Title | Whose Blues? PDF eBook |
Author | Adam Gussow |
Publisher | UNC Press Books |
Total Pages | 333 |
Release | 2020-09-28 |
Genre | Music |
ISBN | 1469660377 |
Mamie Smith's pathbreaking 1920 recording of "Crazy Blues" set the pop music world on fire, inaugurating a new African American market for "race records." Not long after, such records also brought black blues performance to an expanding international audience. A century later, the mainstream blues world has transformed into a multicultural and transnational melting pot, taking the music far beyond the black southern world of its origins. But not everybody is happy about that. If there's "No black. No white. Just the blues," as one familiar meme suggests, why do some blues people hear such pronouncements as an aggressive attempt at cultural appropriation and an erasure of traumatic histories that lie deep in the heart of the music? Then again, if "blues is black music," as some performers and critics insist, what should we make of the vibrant global blues scene, with its all-comers mix of nationalities and ethnicities? In Whose Blues?, award-winning blues scholar and performer Adam Gussow confronts these challenging questions head-on. Using blues literature and history as a cultural anchor, Gussow defines, interprets, and makes sense of the blues for the new millennium. Drawing on the blues tradition's major writers including W. C. Handy, Langston Hughes, Zora Neale Hurston, and Amiri Baraka, and grounded in his first-person knowledge of the blues performance scene, Gussow's thought-provoking book kickstarts a long overdue conversation.
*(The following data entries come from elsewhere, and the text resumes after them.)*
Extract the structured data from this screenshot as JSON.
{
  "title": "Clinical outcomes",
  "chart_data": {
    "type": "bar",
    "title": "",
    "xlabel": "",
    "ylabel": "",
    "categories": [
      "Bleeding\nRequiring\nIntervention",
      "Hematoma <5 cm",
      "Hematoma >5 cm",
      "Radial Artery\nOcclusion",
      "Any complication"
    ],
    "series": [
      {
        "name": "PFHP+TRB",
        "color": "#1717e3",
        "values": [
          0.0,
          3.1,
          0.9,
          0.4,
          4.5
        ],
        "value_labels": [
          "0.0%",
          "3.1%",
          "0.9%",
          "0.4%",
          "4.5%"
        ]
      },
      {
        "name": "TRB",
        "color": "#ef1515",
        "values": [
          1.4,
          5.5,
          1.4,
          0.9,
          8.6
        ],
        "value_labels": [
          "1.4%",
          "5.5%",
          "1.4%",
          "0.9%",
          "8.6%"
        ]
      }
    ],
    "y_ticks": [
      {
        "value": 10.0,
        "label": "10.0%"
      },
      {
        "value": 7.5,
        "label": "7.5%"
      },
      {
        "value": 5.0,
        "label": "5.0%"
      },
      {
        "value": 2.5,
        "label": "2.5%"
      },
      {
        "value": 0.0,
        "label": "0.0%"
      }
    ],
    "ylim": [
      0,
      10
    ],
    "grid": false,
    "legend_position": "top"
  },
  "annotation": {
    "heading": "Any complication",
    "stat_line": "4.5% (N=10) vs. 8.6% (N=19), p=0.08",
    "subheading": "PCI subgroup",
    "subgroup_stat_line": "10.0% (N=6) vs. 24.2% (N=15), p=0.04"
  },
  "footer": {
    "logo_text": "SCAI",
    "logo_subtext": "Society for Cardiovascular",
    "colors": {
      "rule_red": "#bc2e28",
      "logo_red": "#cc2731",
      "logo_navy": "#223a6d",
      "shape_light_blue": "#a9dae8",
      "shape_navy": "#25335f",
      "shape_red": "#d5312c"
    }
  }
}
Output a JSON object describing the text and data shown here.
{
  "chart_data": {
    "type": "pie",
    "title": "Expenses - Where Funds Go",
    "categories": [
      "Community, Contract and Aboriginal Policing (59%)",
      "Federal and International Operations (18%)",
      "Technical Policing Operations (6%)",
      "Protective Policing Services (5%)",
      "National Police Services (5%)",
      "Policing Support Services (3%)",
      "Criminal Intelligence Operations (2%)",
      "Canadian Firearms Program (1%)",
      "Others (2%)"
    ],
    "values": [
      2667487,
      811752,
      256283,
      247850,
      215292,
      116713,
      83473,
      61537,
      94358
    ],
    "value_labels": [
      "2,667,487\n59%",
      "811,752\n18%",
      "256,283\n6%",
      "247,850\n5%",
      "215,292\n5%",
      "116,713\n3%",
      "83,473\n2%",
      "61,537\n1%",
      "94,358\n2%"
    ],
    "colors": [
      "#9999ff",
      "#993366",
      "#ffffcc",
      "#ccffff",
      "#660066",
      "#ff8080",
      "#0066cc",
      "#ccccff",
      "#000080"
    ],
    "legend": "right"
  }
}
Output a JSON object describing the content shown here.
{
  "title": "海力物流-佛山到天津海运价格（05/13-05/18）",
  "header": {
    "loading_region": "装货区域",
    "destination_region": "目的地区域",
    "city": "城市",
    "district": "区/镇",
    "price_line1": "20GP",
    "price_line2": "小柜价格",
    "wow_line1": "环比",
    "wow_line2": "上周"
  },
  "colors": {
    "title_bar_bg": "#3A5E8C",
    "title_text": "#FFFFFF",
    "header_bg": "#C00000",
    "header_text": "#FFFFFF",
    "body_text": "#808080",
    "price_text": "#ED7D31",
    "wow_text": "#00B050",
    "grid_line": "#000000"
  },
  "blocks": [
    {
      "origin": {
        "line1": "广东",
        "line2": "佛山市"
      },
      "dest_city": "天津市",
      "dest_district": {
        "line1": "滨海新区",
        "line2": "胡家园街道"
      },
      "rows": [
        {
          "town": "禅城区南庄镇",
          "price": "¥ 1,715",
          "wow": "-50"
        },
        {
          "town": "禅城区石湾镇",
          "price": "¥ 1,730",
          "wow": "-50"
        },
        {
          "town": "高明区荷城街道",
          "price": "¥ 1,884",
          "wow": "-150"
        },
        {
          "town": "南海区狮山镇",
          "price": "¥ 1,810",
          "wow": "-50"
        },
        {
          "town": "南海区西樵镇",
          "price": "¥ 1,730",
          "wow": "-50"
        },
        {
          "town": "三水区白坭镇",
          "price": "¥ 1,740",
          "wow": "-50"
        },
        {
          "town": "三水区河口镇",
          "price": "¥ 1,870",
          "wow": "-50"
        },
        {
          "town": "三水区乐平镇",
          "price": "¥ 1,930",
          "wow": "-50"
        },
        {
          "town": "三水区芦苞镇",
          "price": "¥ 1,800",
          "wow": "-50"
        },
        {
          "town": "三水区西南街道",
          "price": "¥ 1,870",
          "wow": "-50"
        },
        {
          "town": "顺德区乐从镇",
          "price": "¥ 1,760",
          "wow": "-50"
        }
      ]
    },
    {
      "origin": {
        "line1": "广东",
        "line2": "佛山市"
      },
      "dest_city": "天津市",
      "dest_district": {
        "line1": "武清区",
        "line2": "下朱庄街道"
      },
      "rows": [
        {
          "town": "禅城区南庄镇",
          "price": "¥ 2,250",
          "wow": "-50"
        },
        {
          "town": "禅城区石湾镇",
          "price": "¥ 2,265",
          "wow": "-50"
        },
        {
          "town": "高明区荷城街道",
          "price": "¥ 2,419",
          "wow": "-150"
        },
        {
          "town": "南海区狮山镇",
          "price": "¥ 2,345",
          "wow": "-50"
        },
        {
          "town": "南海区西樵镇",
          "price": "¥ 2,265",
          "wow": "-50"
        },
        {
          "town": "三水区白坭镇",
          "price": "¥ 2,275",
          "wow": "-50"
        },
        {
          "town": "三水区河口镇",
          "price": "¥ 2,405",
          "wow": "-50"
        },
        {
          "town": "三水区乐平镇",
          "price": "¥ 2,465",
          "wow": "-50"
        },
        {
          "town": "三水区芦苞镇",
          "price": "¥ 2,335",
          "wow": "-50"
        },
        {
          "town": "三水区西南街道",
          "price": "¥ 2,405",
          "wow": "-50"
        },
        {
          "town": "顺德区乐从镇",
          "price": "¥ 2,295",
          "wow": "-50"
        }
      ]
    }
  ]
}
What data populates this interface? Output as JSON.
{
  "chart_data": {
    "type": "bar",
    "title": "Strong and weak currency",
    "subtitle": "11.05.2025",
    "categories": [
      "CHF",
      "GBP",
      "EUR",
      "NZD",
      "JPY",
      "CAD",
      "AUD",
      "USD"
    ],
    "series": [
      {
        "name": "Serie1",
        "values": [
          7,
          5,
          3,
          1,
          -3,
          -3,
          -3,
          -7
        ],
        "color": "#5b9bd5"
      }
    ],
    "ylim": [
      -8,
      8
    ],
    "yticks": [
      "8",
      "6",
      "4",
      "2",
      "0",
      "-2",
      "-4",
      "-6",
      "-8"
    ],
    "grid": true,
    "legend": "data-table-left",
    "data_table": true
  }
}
Six Early Blues Roots Guitarists
Title | Six Early Blues Roots Guitarists PDF eBook |
Author | Woody Mann |
Publisher | Oak Publications |
Total Pages | 112 |
Release | 1973-06-01 |
Genre | Music |
ISBN | 1783234849 |
A complete guide to the fingerpicking styles of six of the greatest exponents of country blues and ragtime. Techniques include down-home ragtime, rural sounds, open tunings and bottleneck.
Escaping the Delta
Title | Escaping the Delta PDF eBook |
Author | Elijah Wald |
Publisher | Harper Collins |
Total Pages | 510 |
Release | 2012-04-24 |
Genre | Biography & Autobiography |
ISBN | 0062018442 |
The life of blues legend Robert Johnson becomes the centerpiece for this innovative look at what many consider to be America's deepest and most influential music genre. Pivotal are the questions surrounding why Johnson was ignored by the core black audience of his time yet now celebrated as the greatest figure in blues history. Trying to separate myth from reality, biographer Elijah Wald studies the blues from the inside -- not only examining recordings but also the recollections of the musicians themselves, the African-American press, as well as examining original research. What emerges is a new appreciation for the blues and the movement of its artists from the shadows of the 1930s Mississippi Delta to the mainstream venues frequented by today's loyal blues fans.
Songsters and Saints
Title | Songsters and Saints PDF eBook |
Author | Paul Oliver |
Publisher | Cambridge University Press |
Total Pages | 356 |
Release | 1984-09-27 |
Genre | Music |
ISBN | 9780521269421 |
Paul Oliver rediscovers the wealth of neglected vocal traditions represented on Race records.